Programa de apoio às marisqueiras pode ser criado no Rio


Estima-se que existam pelo menos 22 mil mulheres que vivem da pesca de mariscos no estado.

As marisqueiras, mulheres que vivem da pesca de mariscos, podem ter um programa para apoio e desenvolvimento de sua atividade laboral. É o que prevê o Projeto de Lei 5.118/21, da deputada Tia Ju (REP), que foi aprovado, em primeira discussão, pela Assembleia Legislativa do Estado do Rio de Janeiro (Alerj), nesta quarta-feira (30/08). O projeto ainda precisa passar por uma segunda discussão em plenário.

O Programa Estadual de Desenvolvimento e Apoio às Atividades das Mulheres Marisqueiras tem o objetivo de dar visibilidade ao trabalho delas, promover a capacitação, a regularização de documentos e a inclusão das trabalhadoras no Cadastro Único dos Programas Sociais (CadÚnico).

“Embora o Estado do Rio de Janeiro concentre cerca de 22 mil marisqueiras em atividade, trabalhando em condições totalmente insalubres, essas mulheres são totalmente desalentadas, e não reconhecidas como categoria profissional. O objetivo é estabelecer uma política específica de atenção às condições insalubres de exercício dessa atividade, além de levar dignidade a essas trabalhadoras”, justificou Tia Ju.

O texto elenca medidas relacionadas à saúde das trabalhadoras, dentre elas a realização de atendimento médico itinerante, inclusive ginecológico, obstétrico e dentário, com exames a cada três meses, nas áreas próximas às regiões de manguezais. Os riscos ocupacionais também deverão ser avaliados periodicamente.

Elas terão acesso a kits de uso pessoal, com escovas de dentes, creme dental, absorvente, sabonete e protetor solar, além de outros itens essenciais. Equipamentos de uso pessoal, principalmente luvas de aço, também serão distribuídos para evitar cortes e ferimentos nas mãos.

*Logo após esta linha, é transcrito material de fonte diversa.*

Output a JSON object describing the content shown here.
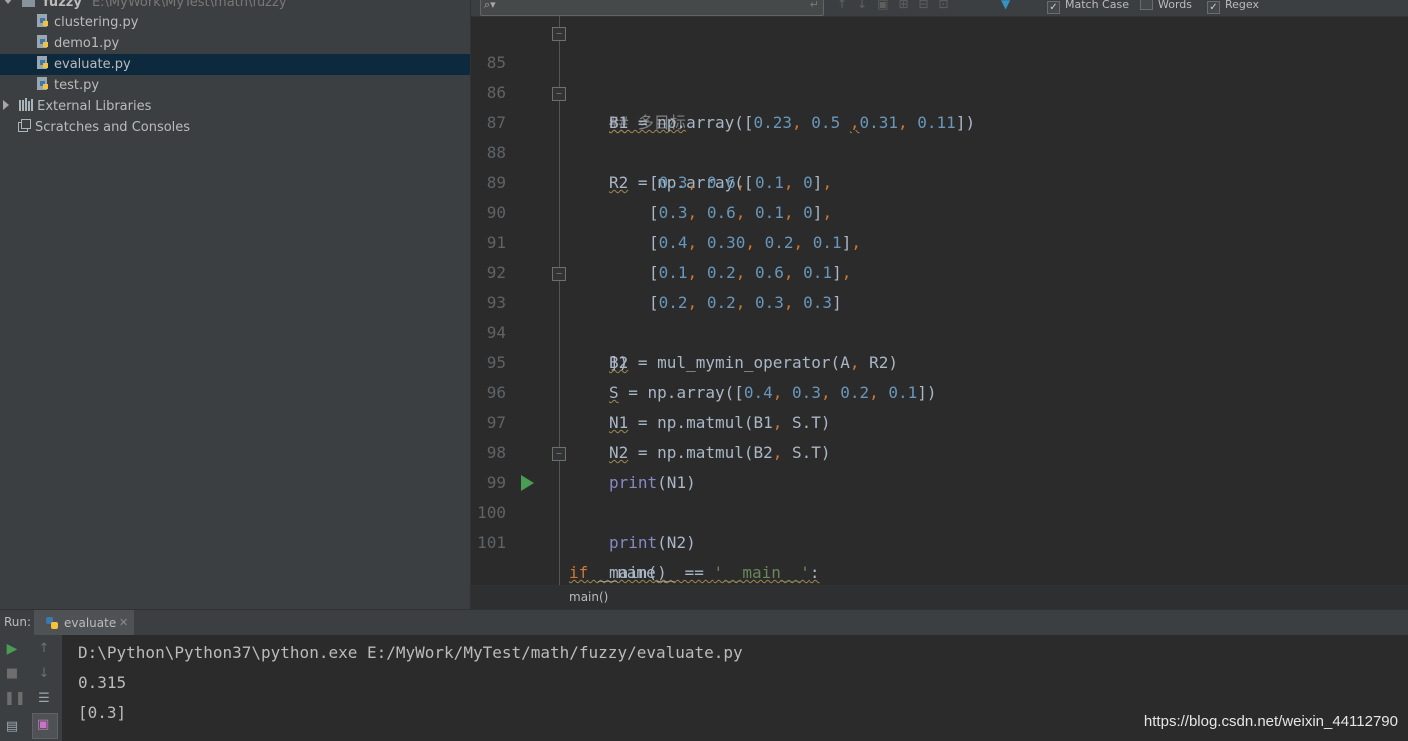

O texto prevê que as marisqueiras terão preferência no recebimento de indenizações do Estado em caso de desastres ambientais e manguezais e áreas costeiras onde elas trabalham. A AgeRio também poderá adotar mecanismos que favoreçam o acesso dessas mulheres à linhas de crédito para apoiar atividades econômicas de caráter popular.

Políticas públicas

Os órgãos estaduais deverão implementar políticas públicas destinadas a essas mulheres, com o objetivo de realizar mutirões para garantir o acesso à documentação básica; priorizar a construção de creches em regiões que as atendam; promover ações e programas continuados de saúde; estimular a capacitação por meio da realização de cursos profissionalizantes; promover a valorização das atividades a partir da aquisição e distribuição de equipamentos que facilitem o beneficiamento dos crustáceos, a fim de agregar valor ao produto; ofertar linhas de crédito para aquisição e manutenção dos equipamentos; e incluir as marisqueiras no Sistema de Segurança Alimentar e Nutricional pela produção de mariscos.

O texto também prevê a orientação quanto às formas de preservação, conservação e recuperação dos ecossistemas, prevenir a redução e extinção de espécies e garantir a reposição natural. Elas também serão orientadas quanto às práticas legalizadas de higiene, visando à saúde humana, na coleta, armazenamento e transporte dos mariscos. Os órgãos públicos deverão avaliar a viabilidade da produção de dados, censo e relatório sobre as condições de trabalho e de vida das marisqueiras do estado.